In turn, the market brings a request to the team, so it all starts with marketing. Finally, the third person who should be present in the startup is a financier who can turn an idea into a business, meaning calculate expenses, revenues, profits, CAC, LTV, and unit economics, and determine whether the idea will be profitable. This competence is often lacking in startups. The team may create an excellent product, but the inability to calculate finances can ruin any dream.
Distribution of Shares in the Company.
Another criterion for assessing the maturity and readiness of a startup team for a bright future is the distribution of shares in the company. Experienced investors know that an unclear or suspiciously equal distribution of shares in the team means that there has not yet been an open discussion and negotiation within the team on this topic.
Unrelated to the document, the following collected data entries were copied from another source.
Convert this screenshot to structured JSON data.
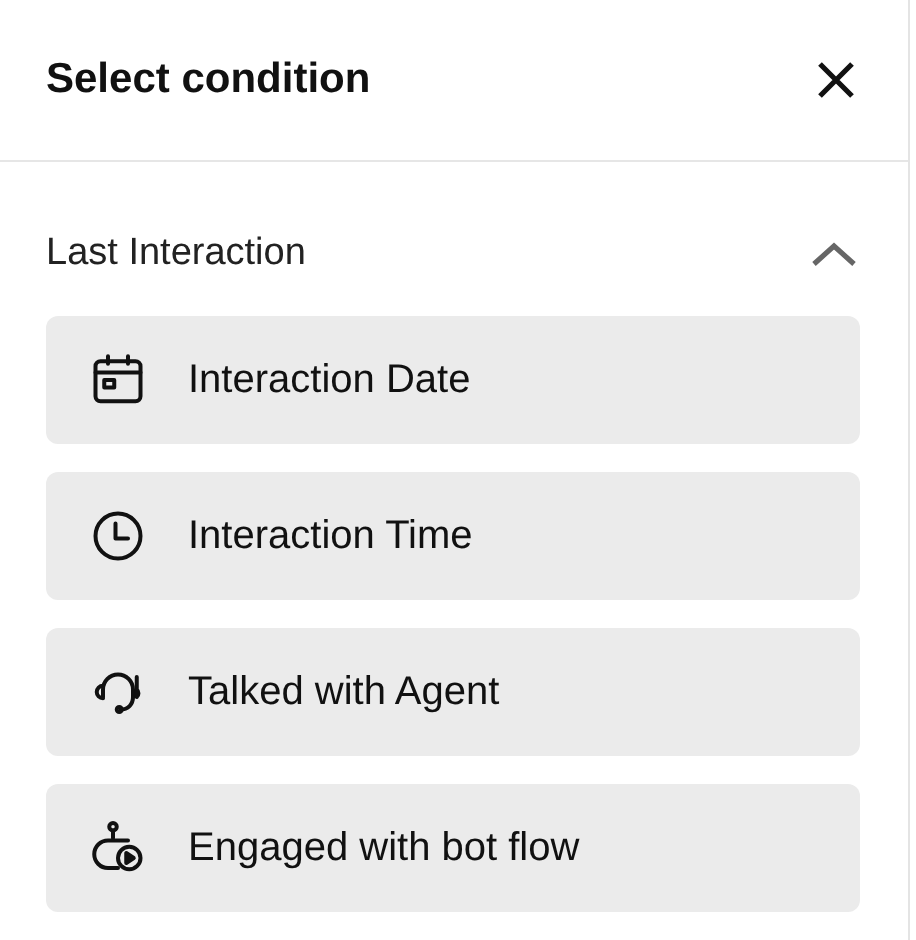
{
  "panel": {
    "title": "Select condition"
  },
  "section": {
    "label": "Last Interaction",
    "expanded": true,
    "items": [
      {
        "kind": "date",
        "label": "Interaction Date"
      },
      {
        "kind": "time",
        "label": "Interaction Time"
      },
      {
        "kind": "agent",
        "label": "Talked with Agent"
      },
      {
        "kind": "bot",
        "label": "Engaged with bot flow"
      }
    ]
  }
}
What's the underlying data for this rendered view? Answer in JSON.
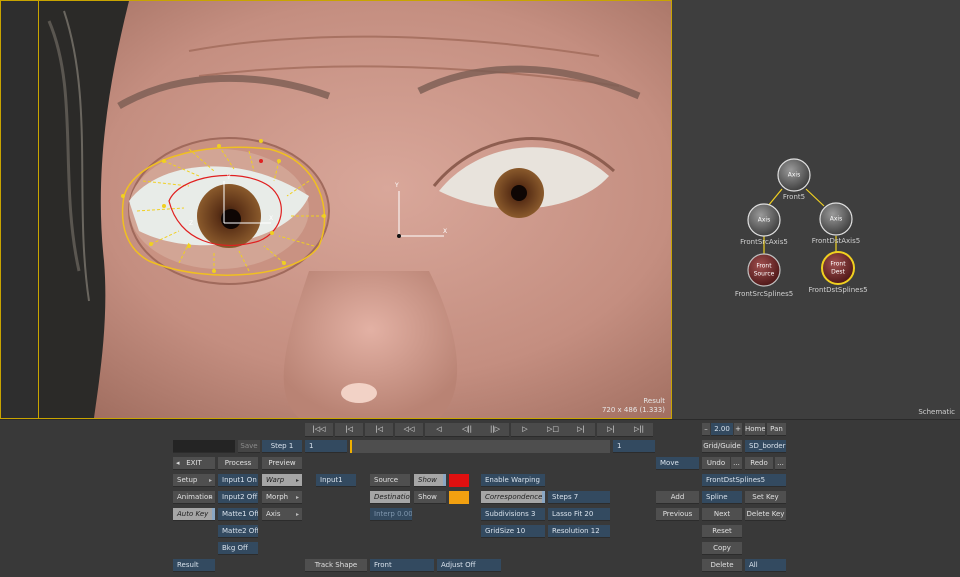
{
  "viewer": {
    "result_label": "Result",
    "resolution": "720 x 486 (1.333)"
  },
  "schematic": {
    "title": "Schematic",
    "nodes": [
      {
        "id": "axis-top",
        "text": "Axis",
        "label": "Front5"
      },
      {
        "id": "axis-left",
        "text": "Axis",
        "label": "FrontSrcAxis5"
      },
      {
        "id": "axis-right",
        "text": "Axis",
        "label": "FrontDstAxis5"
      },
      {
        "id": "front-source",
        "text1": "Front",
        "text2": "Source",
        "label": "FrontSrcSplines5"
      },
      {
        "id": "front-dest",
        "text1": "Front",
        "text2": "Dest",
        "label": "FrontDstSplines5"
      }
    ]
  },
  "transport": {
    "glyphs": [
      "|◁◁",
      "|◁",
      "|◁",
      "◁◁",
      "◁",
      "◁||",
      "||▷",
      "▷",
      "▷□",
      "▷|",
      "▷|",
      "▷||"
    ]
  },
  "timeline": {
    "start": "1",
    "end": "1"
  },
  "left_panel": {
    "save": "Save",
    "step": "Step 1",
    "exit": "EXIT",
    "process": "Process",
    "preview": "Preview",
    "setup": "Setup",
    "animation": "Animation",
    "auto_key": "Auto Key",
    "result": "Result",
    "input1_on": "Input1 On",
    "input2_off": "Input2 Off",
    "matte1_off": "Matte1 Off",
    "matte2_off": "Matte2 Off",
    "bkg_off": "Bkg Off",
    "warp": "Warp",
    "morph": "Morph",
    "axis": "Axis"
  },
  "middle_panel": {
    "input1": "Input1",
    "source": "Source",
    "destination": "Destination",
    "show1": "Show",
    "show2": "Show",
    "interp": "Interp 0.00",
    "track_shape": "Track Shape",
    "front": "Front",
    "adjust_off": "Adjust Off",
    "enable_warping": "Enable Warping",
    "correspondences": "Correspondences",
    "steps": "Steps 7",
    "subdivisions": "Subdivisions 3",
    "lasso_fit": "Lasso Fit 20",
    "grid_size": "GridSize 10",
    "resolution": "Resolution 12",
    "source_color": "#e01010",
    "dest_color": "#f2a010"
  },
  "right_panel": {
    "minus": "–",
    "zoom": "2.00",
    "plus": "+",
    "home": "Home",
    "pan": "Pan",
    "grid_guide": "Grid/Guide",
    "sd_border": "SD_border",
    "move": "Move",
    "undo": "Undo",
    "undo_more": "...",
    "redo": "Redo",
    "redo_more": "...",
    "spline_name": "FrontDstSplines5",
    "add": "Add",
    "spline": "Spline",
    "set_key": "Set Key",
    "previous": "Previous",
    "next": "Next",
    "delete_key": "Delete Key",
    "reset": "Reset",
    "copy": "Copy",
    "delete": "Delete",
    "all": "All"
  }
}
Most likely, team members still live in romantic illusions about some kind of brotherhood, and equality, thinking that they will always be like one big family. In real life, this model doesn’t last long. Most likely, the conflict is just postponed to the future. With the undefined, intuitive distribution of shares, there will be mutual dissatisfaction in the future, which will escalate into conflict.
People do not have the same level of energy and motivation, so some will always invest more time and effort into the project, while others will invest less. The feeling that with unequal efforts, all team members receive equal shares will breed that conflict. To avoid this, it’s important to agree upfront on what contribution to expect from each team member and what share each will have accordingly. Ideally, apply vesting.